New documentary series The Hustle will explore the lives of millennial, Kiwi Pan-Asian entrepreneurs to find out how they are pushing boundaries on the world stage.
Translated as ‘come and eat’ in Cantonese, Sik Fan Lah! follows host Xana Tang as she embarks on an Insta-worthy culinary road trip across Aotearoa. From tasting a whole roast hog Chinese-style in Manawatū, to sampling fusion bao in central Auckland, Sik Fan Lah! will lift the lid on the diversity of Kiwi-Chinese identity – one bite at a time.
1984 is the first New Zealand documentary series about the 1984 Sikh Massacre in India, and the subsequent diaspora that led to an influx of Punjabi/Sikh immigrants into Aotearoa.
In Hair Now, six women of different ages, ethnicities, languages, religions, and socioeconomic backgrounds examine their complex relationship with their hair.
Observational documentary series Takeout Kids will follow the joys and challenges of children growing up in the back of takeaway restaurants run by their immigrant parents.
“In 2020, our annual Diversity Report noted a consistent under-representation of Pan-Asian creatives in core production roles,” said NZ On Air Head Of Funding Amie Mills.
“Because meaningful representation at all stages of the production process – and especially in key creative roles - is essential to authentic storytelling, it’s so important we create more opportunities for Pan-Asian creatives to thrive in the screen space,” she continued.
“NZ On Air's initiative is an important milestone in addressing the under-representation of Pan-Asian New Zealanders on screen and behind the camera.
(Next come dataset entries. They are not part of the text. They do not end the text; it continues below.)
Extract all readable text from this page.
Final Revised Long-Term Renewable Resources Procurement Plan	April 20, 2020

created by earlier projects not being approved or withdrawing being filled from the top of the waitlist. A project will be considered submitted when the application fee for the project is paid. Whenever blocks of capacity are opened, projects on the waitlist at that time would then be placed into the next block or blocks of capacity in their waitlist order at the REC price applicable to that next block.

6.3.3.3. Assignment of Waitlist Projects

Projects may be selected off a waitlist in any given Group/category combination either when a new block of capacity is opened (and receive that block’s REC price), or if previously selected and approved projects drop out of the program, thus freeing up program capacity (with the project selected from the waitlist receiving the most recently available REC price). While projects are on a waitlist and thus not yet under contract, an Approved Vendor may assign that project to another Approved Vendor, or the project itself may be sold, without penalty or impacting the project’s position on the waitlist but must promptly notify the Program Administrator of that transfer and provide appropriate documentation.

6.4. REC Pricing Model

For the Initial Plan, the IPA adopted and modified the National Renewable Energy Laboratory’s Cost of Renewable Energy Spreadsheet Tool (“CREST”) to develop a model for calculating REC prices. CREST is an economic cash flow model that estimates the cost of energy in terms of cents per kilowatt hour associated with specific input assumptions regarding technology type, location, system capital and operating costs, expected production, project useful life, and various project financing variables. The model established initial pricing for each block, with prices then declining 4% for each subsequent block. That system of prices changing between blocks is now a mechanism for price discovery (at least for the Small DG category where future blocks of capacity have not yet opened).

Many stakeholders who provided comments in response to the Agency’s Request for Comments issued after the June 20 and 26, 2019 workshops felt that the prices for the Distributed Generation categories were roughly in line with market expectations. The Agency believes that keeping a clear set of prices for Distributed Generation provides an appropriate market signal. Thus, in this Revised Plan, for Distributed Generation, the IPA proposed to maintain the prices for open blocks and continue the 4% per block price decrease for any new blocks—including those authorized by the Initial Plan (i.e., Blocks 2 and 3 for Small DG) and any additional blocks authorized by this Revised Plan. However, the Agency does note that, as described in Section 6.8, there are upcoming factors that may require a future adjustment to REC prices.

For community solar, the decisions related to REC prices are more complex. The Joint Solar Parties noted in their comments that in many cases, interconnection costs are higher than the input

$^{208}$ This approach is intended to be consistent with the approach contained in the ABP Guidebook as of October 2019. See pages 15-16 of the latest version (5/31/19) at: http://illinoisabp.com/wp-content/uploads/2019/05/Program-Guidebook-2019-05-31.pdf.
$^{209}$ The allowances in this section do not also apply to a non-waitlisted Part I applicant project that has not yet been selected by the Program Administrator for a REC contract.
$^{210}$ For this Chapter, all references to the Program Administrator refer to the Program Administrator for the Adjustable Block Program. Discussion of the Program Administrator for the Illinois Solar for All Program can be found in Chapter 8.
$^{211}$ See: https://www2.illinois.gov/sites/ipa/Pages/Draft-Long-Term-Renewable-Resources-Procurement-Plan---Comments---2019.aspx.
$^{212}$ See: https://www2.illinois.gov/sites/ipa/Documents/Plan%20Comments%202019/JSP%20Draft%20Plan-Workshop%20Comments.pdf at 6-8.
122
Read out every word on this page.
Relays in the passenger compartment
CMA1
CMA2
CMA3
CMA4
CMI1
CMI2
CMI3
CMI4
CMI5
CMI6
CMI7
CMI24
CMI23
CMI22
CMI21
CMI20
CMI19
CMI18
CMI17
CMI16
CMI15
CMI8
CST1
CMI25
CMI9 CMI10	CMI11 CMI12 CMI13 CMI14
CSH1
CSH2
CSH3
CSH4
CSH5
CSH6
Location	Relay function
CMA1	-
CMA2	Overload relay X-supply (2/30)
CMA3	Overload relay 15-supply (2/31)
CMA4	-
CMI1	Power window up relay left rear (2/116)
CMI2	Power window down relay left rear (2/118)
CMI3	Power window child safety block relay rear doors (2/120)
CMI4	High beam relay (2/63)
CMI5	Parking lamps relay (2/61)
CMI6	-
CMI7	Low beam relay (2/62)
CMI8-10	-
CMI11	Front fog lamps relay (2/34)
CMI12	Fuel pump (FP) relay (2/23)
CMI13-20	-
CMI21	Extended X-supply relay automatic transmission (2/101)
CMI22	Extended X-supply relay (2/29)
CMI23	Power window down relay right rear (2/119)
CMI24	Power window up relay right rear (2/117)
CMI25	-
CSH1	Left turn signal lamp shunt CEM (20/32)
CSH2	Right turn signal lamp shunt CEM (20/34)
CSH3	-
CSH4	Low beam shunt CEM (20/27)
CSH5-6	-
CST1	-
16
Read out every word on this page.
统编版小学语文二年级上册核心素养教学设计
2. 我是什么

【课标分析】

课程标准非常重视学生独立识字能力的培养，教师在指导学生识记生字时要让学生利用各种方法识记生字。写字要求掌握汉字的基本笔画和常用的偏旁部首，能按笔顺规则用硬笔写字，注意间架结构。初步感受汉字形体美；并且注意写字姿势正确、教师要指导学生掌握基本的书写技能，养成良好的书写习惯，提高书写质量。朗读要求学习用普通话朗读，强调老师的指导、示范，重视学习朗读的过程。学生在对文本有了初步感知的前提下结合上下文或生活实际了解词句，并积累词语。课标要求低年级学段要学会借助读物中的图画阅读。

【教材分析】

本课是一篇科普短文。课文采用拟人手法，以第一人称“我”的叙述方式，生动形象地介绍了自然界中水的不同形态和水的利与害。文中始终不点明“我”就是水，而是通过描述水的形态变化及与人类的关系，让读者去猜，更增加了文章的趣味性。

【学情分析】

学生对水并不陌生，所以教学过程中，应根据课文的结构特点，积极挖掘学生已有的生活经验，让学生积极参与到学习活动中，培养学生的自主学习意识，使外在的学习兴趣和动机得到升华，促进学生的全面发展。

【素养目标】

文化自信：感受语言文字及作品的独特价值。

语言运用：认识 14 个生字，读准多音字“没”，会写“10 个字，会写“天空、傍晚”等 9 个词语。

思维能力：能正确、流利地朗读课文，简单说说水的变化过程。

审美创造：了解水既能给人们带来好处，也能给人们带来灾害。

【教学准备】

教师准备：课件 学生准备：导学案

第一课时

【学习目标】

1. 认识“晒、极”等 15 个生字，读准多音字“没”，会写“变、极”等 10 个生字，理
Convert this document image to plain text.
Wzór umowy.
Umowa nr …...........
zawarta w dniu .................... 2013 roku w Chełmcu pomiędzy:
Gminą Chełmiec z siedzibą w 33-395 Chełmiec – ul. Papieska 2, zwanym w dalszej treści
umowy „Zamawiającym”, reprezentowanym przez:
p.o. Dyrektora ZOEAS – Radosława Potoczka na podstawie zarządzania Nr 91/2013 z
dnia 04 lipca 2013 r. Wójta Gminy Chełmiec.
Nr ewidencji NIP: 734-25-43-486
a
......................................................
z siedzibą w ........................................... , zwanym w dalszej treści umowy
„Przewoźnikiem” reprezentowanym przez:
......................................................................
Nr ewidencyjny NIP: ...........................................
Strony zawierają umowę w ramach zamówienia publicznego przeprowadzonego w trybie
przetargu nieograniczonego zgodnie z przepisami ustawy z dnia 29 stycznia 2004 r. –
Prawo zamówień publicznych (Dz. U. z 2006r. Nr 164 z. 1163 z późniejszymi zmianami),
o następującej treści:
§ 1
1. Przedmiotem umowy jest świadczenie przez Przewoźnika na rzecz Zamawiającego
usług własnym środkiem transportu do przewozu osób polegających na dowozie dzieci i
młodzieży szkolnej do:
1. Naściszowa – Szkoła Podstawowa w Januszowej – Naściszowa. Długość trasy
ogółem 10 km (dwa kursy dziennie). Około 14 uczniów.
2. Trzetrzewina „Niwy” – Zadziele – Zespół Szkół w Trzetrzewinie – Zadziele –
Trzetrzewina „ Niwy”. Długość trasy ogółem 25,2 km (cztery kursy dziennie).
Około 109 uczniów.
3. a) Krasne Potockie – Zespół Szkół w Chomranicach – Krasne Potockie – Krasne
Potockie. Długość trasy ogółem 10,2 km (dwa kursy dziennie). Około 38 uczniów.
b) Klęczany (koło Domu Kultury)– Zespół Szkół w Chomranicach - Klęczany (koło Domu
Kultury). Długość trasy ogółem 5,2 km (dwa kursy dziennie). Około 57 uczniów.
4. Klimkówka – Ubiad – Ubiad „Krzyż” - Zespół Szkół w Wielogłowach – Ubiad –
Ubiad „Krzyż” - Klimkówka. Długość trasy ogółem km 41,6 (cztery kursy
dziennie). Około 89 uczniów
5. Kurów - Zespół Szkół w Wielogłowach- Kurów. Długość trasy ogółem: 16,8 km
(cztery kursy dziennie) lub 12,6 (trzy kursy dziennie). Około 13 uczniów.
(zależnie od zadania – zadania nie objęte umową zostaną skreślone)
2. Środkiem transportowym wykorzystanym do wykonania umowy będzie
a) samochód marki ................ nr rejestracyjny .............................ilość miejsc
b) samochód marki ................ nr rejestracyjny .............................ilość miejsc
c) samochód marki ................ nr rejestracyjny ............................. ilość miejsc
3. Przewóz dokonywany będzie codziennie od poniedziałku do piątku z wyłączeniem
We hope this opportunity to tell stories that offer different insights and perspectives on Aotearoa’s rich and varied cultures, continues through other initiatives, platforms, and institutions,” said PASC General Manager Marc Laureano.”
Sik Fan Lah!, 6 x 23 mins, Phoebe Shum for TVNZ 2, up to $417,364.
When Haka Meets Bhangra, 1 x 45 mins, Nomadz Unlimited for Māori Television, up to $369,600.
The Hustle, 6 x 22 mins, Notable Pictures for Three, up to $368,633 plus a platform contribution of $96,000.
Takeout Kids, 4 x 10 mins, Uhz & Hexwork Productions for The Spinoff, up to $259,974.
1984, 6 x 10 mins, Fire Fire for RNZ, up to $184,288.
Hair Now, 6 x 5 mins, A Grain Of Rice Productions for The Spinoff, up to $107,932.